O MARTELO DO BEM - Quarta parte >> Albir José Inácio da Silva
(Continuação de 23/09/2019)
Não porque tivesse pecado muito,
pelo contrário, foi coisa de adolescente, mas deixou marcas profundas. E fez
com que ela se aprofundasse no assunto. Como já não pecava, especializou-se no
pecado alheio.
MARIA DA PENHA
Para a mãe, os tios e os
vizinhos, Zé Maria era egoísta, bruto e controlador, que transformava num
inferno a vida de todos e principalmente a da filha. Mas para Penha não era bem
assim. Ela via um pai dedicado e protetor, disposto a ficar descalço e usar
roupa velha para que não lhe faltasse nada.

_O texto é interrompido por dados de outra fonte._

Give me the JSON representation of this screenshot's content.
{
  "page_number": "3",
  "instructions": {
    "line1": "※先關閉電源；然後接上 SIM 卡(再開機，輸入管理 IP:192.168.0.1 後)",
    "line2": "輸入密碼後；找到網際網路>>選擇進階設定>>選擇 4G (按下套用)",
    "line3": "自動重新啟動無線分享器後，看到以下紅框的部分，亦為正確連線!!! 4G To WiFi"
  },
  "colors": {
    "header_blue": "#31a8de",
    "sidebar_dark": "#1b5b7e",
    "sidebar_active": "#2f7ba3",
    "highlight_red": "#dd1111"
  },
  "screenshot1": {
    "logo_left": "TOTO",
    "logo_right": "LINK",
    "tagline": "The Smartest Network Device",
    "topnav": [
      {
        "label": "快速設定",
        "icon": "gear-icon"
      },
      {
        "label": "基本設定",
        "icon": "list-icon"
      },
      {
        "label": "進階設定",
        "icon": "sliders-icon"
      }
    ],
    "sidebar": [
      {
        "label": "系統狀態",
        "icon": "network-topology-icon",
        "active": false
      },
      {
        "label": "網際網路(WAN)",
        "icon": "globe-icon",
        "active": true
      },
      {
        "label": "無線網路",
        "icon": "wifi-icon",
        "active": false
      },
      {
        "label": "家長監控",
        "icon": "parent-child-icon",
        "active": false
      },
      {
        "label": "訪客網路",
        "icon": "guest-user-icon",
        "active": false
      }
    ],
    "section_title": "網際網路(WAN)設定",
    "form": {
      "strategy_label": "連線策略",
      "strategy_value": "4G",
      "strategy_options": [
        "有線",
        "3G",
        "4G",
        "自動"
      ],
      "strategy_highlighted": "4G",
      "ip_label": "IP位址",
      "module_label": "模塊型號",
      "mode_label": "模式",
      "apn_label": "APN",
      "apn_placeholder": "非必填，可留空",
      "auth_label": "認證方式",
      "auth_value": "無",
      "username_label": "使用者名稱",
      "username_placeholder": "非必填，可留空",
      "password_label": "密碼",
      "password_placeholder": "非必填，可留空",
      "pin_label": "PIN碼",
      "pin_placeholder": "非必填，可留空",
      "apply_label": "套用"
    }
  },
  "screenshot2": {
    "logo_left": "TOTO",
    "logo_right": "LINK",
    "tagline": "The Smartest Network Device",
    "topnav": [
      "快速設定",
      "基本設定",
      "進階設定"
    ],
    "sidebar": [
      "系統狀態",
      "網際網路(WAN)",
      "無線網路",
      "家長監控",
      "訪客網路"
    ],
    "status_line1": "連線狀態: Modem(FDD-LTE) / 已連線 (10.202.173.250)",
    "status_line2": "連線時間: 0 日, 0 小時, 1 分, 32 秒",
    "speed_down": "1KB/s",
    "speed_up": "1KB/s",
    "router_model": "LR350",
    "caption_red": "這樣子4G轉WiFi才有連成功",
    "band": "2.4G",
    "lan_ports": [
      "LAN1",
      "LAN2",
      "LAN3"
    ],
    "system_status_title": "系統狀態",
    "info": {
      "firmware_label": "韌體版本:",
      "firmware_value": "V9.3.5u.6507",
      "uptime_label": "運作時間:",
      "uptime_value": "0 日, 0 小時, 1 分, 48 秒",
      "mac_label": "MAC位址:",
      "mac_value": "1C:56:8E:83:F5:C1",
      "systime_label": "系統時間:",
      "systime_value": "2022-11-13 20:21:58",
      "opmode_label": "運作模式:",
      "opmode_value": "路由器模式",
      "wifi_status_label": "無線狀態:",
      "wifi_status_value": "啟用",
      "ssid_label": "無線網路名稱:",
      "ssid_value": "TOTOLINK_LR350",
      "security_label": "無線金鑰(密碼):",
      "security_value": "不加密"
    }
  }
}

A menina achava que ele estava
sempre certo, não ousava discordar e muito menos discutir. Aceitava como
inevitável que a acompanhasse até a escola e sabia que estaria lá na hora da
saída. Nem à igreja ela podia ir sozinha. Desprezado por todos, ele se refugiava
no amor da filha.
Quando ela completou catorze
anos, apareceu por lá, em férias na casa dos avós, um moleque ruivo e cheio de
espinhas, vindo das profundezas dos infernos cariocas, que se engraçou por
Maria da Penha.
No que considera hoje o seu tempo
de fraquezas, não adiantou a vigilância paterna e ela engravidou do “enviado de
satanás para lhe arrebatar a alma” - conforme classificou mais tarde.
Depois de ameaças do Zé Maria e
do Sargento Damião ao corruptor, realizou-se na delegacia um casamento sem
festa, sem vestido e sem alegria. Penha acreditou que assim atenuava o pecado.
Na manhã seguinte, entretanto, o
moleque tinha sumido da cidade e não houve quem o encontrasse nem no Rio de
Janeiro.
Se afastarmos a questão moral,
teremos de admitir que o diabo quando faz é no capricho. Zé Maria não suportou a humilhação de ter uma
filha desonrada e abandonada, e agora um neto para alimentar, teve um infarto e
morreu.
Penha, em choque com a morte do
pai, abortou. Espontaneamente, segundo o médico, mas ela não acreditou. O
cabelo vermelho, antes de fugir, tinha-a convencido a tomar um chá que a
livraria do incômodo.
O mundo acabou pra Maria da
Penha. Além do pecado da fornicação, carregava na alma a culpa de duas mortes.
A do pai, a quem considerava ter matado de desgosto, e a do inocente, de quem
tentara se livrar para esconder sua vergonha.
Mas quando tudo está perdido,
resta a fé. Penha não saía mais da igreja e participava de todas as atividades.
Missa, quermesse, catequese, limpeza e flores no altar. Confessava-se
quase todos os dias e pedia a Padre Antônio penitências mais pesadas a ver se aliviava
sua consciência.
Não quis mais saber de homem,
embora tenha sonhado com filhos durante toda a infância. Mas estava conformada, não merecia ser
mãe. Essa punição a redimia.
Padre Antônio, que a princípio
era todo ouvido às confissões e lamentos, começou a se cansar de tanta
santidade porque ela agora se achava no direito de exigir reprimendas e
punições para outros fiéis.
O sacerdote desconfiou que aquela
devoção toda não surgiu por vocação, mas como fruto de um remorso, que duras
penitências, orações e jejuns não conseguiam aplacar. Quem nunca se perdoou não
podia perdoar os outros.
Ela, por sua vez, que antes
venerava o padre como a um santo, já o percebia condescendente demais com o
pecado que a olhos vistos tomava conta da cidade. “Padre frouxo”, dizia pra
quem quisesse ouvir. O discurso de amor e perdão que antes a extasiava, agora
lhe dava gastura.
Mas a gota d’água veio quando ela
confirmou um escândalo que antes considerava fofoca. Viu Padre Antônio agarrado
numa sirigaita, que também não saía da Igreja e trazia tanto lanche que ele já
estava barrigudo. Isso já era demais.